Dear RE2 developers,
I am considering to adapt RE2 as the standard regex engine for
SciTECO [1]. PCRE's missing guarantees on runtime and stack use
have long been nagging in the back of my mind. IMHO for an interactive
text editor it shouldn't be possible to crash the program if the
user merely enters some pathological regex (or TECO pattern in my case).
With PCRE it all depends on the concrete configuration, but I did
manage to crash it (causing a stack overflow) with some very simple
expression even.
Recently, I became aware of another problem: backwards searches.
I am currently implementing them very naively: By producing all
matches of the pattern over the *entire* document up until the cursor
and reporting the last one (or n-th last one).
While this ensures consistent semantics with forward searches,
it can easily be too slow on large documents (e.g. a 100mb log file).
I am considering several algorithms to improve on this,
but so far I am not really satisfied:
1) Doing an anchored forward search one character at a time
and progressing backwards until a match is produced.
But not only does this thrash certain optimizations in
comparison to forward streaming searches, it can easily
result in unexpected results. Consider backwards-searching
`[a-z]+`. With such naive algorithm you will match the last
letter (length 1). It cannot guarantee finding the (leftmost)
longest match or any longest match.
Even if I backtracked to extend the match - it's easy
to construct patterns and subject strings where this would fail.
The resulting semantics would be hard to describe and document.
2) Forward searching in blocks/windows of some size before
the search cursor. We examing the previous block when
failing to produce a match.
This would require special handling for lots of corner cases
and still cannot guarantee finding the longest matches.
3) Analyzing the pattern. If it starts with a plain letter,
we find candidate starts and forward-match from these candidates.
If I am not mistaken gnulib's and Emacs' engine has "fastmaps" that work
similarily and are filled outomatically by regexp compilation.
Would help a lot - but for patterns, where this is not possible,
you must still have a fallback.
Also, producing the longest match would still be problematic.
Line-wise processing of the document (disallow matching across
EOLs) unfortunately isn't possible in my case - this would simplify
a lot of course. At least in practice with reasonably-sized lines.

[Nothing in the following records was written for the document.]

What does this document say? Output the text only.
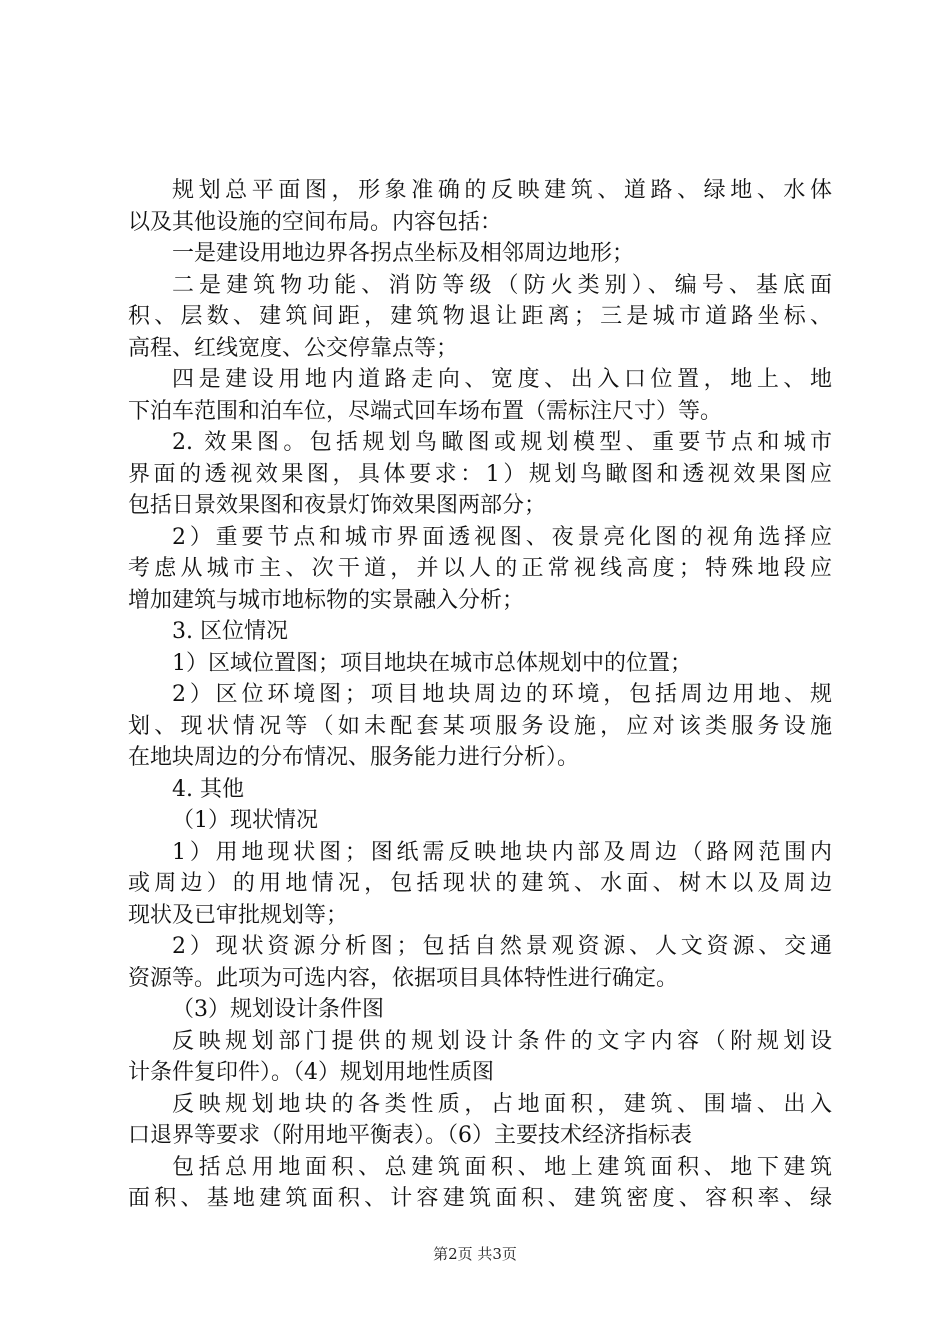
规划总平面图，形象准确的反映建筑、道路、绿地、水体
以及其他设施的空间布局。内容包括：
一是建设用地边界各拐点坐标及相邻周边地形；
二是建筑物功能、消防等级（防火类别）、编号、基底面
积、层数、建筑间距，建筑物退让距离；三是城市道路坐标、
高程、红线宽度、公交停靠点等；
四是建设用地内道路走向、宽度、出入口位置，地上、地
下泊车范围和泊车位，尽端式回车场布置（需标注尺寸）等。
2. 效果图。包括规划鸟瞰图或规划模型、重要节点和城市
界面的透视效果图，具体要求：1）规划鸟瞰图和透视效果图应
包括日景效果图和夜景灯饰效果图两部分；
2）重要节点和城市界面透视图、夜景亮化图的视角选择应
考虑从城市主、次干道，并以人的正常视线高度；特殊地段应
增加建筑与城市地标物的实景融入分析；
3. 区位情况
1）区域位置图；项目地块在城市总体规划中的位置；
2）区位环境图；项目地块周边的环境，包括周边用地、规
划、现状情况等（如未配套某项服务设施，应对该类服务设施
在地块周边的分布情况、服务能力进行分析）。
4. 其他
（1）现状情况
1）用地现状图；图纸需反映地块内部及周边（路网范围内
或周边）的用地情况，包括现状的建筑、水面、树木以及周边
现状及已审批规划等；
2）现状资源分析图；包括自然景观资源、人文资源、交通
资源等。此项为可选内容，依据项目具体特性进行确定。
（3）规划设计条件图
反映规划部门提供的规划设计条件的文字内容（附规划设
计条件复印件）。（4）规划用地性质图
反映规划地块的各类性质，占地面积，建筑、围墙、出入
口退界等要求（附用地平衡表）。（6）主要技术经济指标表
包括总用地面积、总建筑面积、地上建筑面积、地下建筑
面积、基地建筑面积、计容建筑面积、建筑密度、容积率、绿
第2页 共3页
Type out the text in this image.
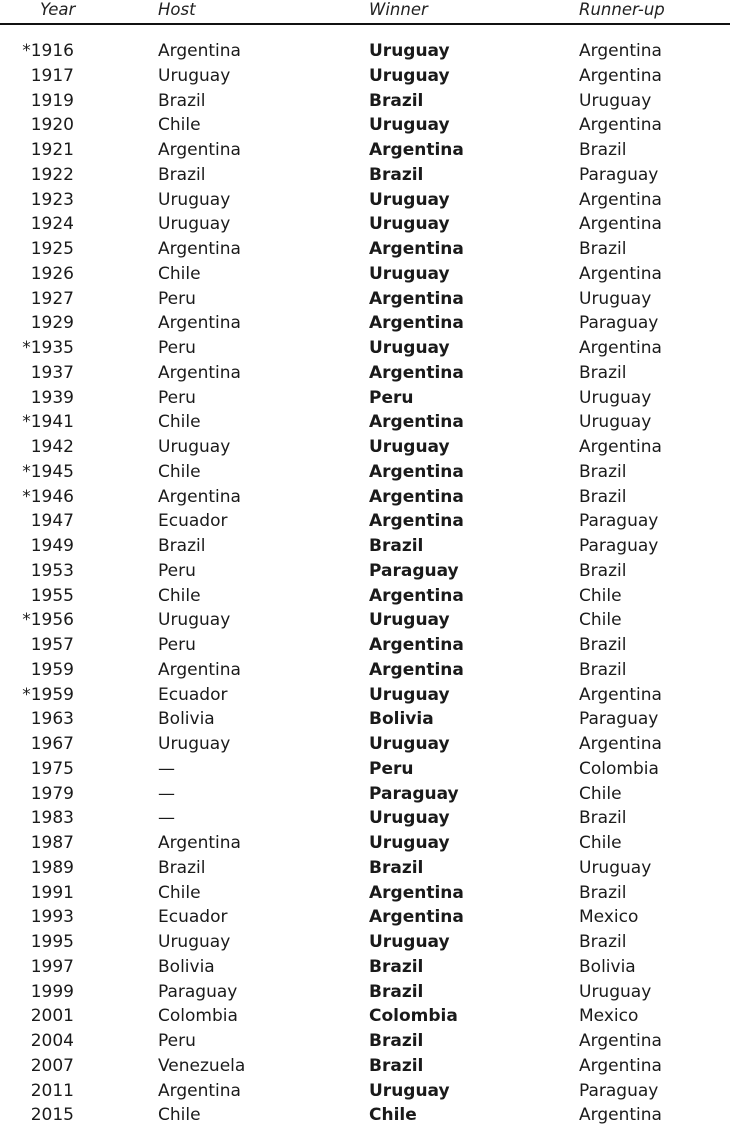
Year	Host	Winner	Runner-up
*1916	Argentina	Uruguay	Argentina
1917	Uruguay	Uruguay	Argentina
1919	Brazil	Brazil	Uruguay
1920	Chile	Uruguay	Argentina
1921	Argentina	Argentina	Brazil
1922	Brazil	Brazil	Paraguay
1923	Uruguay	Uruguay	Argentina
1924	Uruguay	Uruguay	Argentina
1925	Argentina	Argentina	Brazil
1926	Chile	Uruguay	Argentina
1927	Peru	Argentina	Uruguay
1929	Argentina	Argentina	Paraguay
*1935	Peru	Uruguay	Argentina
1937	Argentina	Argentina	Brazil
1939	Peru	Peru	Uruguay
*1941	Chile	Argentina	Uruguay
1942	Uruguay	Uruguay	Argentina
*1945	Chile	Argentina	Brazil
*1946	Argentina	Argentina	Brazil
1947	Ecuador	Argentina	Paraguay
1949	Brazil	Brazil	Paraguay
1953	Peru	Paraguay	Brazil
1955	Chile	Argentina	Chile
*1956	Uruguay	Uruguay	Chile
1957	Peru	Argentina	Brazil
1959	Argentina	Argentina	Brazil
*1959	Ecuador	Uruguay	Argentina
1963	Bolivia	Bolivia	Paraguay
1967	Uruguay	Uruguay	Argentina
1975	—	Peru	Colombia
1979	—	Paraguay	Chile
1983	—	Uruguay	Brazil
1987	Argentina	Uruguay	Chile
1989	Brazil	Brazil	Uruguay
1991	Chile	Argentina	Brazil
1993	Ecuador	Argentina	Mexico
1995	Uruguay	Uruguay	Brazil
1997	Bolivia	Brazil	Bolivia
1999	Paraguay	Brazil	Uruguay
2001	Colombia	Colombia	Mexico
2004	Peru	Brazil	Argentina
2007	Venezuela	Brazil	Argentina
2011	Argentina	Uruguay	Paraguay
2015	Chile	Chile	Argentina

I believe that with an engine written for forward-matching it
will be impossible to guarantee longest matches without scanning
the entire subject string.
What about RE2 - are there any plans to implement native backwards
matching? (Yes I know, this also wouldn't be entirely symmetrical
to forward matches, but that would seem to be an acceptable
and documentable compromise.)
Are there any internal hints that could be used to find match
candidates when searching backwards?
Best regards,
Robin Haberkorn
[1]:
https://sciteco.fmsbw.de